The risks to surf spots have become so critical, in fact—and the desire to standardize waves for surf tournaments so fierce—that in the past decade, at least eight attempts have been made to engineer artificial breaks. These have all, thus far, been unsuccessful—but the latest, a much hyped inland wave pool unveiled in December by legendary surf champion Kelly Slater, has yet to prove itself one way or another.
“I’ll reserve judgment on it,” Nelsen told me. “But I’m skeptical. So far, we’re batting zero for manmade breaks.”
To me—the sort of person who gravitated toward surfing for its promise of unity with nature—this vision of the future, where waves are built by architects and machines, not only seems bleak; it seems antithetical to surfing’s very essence.

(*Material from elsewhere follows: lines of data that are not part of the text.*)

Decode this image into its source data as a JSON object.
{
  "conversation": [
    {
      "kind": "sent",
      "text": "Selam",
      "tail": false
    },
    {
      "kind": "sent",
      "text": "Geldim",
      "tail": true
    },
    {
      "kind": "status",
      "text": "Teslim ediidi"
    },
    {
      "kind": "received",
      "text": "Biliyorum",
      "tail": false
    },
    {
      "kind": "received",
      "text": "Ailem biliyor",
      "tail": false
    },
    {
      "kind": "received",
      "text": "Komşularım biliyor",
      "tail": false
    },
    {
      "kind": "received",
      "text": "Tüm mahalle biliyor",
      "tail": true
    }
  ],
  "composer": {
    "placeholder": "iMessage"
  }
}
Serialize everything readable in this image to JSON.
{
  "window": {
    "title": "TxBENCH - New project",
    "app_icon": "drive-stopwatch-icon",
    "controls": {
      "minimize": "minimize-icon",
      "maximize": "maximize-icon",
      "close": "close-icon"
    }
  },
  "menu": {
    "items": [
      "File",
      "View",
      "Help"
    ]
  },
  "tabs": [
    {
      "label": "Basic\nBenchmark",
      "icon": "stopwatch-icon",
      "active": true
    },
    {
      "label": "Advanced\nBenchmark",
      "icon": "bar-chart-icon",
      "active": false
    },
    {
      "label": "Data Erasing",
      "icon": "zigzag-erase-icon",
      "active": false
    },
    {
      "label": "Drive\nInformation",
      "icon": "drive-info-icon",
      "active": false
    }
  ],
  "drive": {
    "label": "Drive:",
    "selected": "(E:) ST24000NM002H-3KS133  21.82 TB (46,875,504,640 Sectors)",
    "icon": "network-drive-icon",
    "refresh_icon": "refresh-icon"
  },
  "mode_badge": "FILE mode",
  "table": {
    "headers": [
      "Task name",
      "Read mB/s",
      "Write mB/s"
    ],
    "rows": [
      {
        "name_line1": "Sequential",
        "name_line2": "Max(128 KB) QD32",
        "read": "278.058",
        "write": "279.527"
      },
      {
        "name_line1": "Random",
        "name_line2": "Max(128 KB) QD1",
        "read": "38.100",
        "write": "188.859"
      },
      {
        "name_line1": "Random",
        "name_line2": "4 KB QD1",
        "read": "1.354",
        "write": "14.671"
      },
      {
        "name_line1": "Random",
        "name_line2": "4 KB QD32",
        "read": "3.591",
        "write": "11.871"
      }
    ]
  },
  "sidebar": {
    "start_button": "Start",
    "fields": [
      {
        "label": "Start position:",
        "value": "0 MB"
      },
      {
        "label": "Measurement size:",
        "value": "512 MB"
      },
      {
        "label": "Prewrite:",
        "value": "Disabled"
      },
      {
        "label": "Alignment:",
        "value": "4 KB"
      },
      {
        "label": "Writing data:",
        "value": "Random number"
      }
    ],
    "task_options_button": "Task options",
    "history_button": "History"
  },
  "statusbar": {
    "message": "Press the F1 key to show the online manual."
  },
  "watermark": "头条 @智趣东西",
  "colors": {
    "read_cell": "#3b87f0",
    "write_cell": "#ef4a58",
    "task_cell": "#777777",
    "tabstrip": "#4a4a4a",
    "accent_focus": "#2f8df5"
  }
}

But, to be fair, there are obviously potential upsides to the influx of new surfers. “If you think about it, the more people there are surfing, the more people there are who care about the ocean—which is always a good thing, at least from a conservation standpoint,” Nelsen said.
It’s an encouraging thought, and one to try to take comfort in. In the meantime, though, surfers who crave alone time may need to start thinking further outside the traditional lineup. For instance, I recently began to consider joining the thin ranks of intrepid New England surfers who hit the waves during winter.
At this point, braving water temperatures of 35 degrees Fahrenheit just might be the price one has to pay to catch a free wave.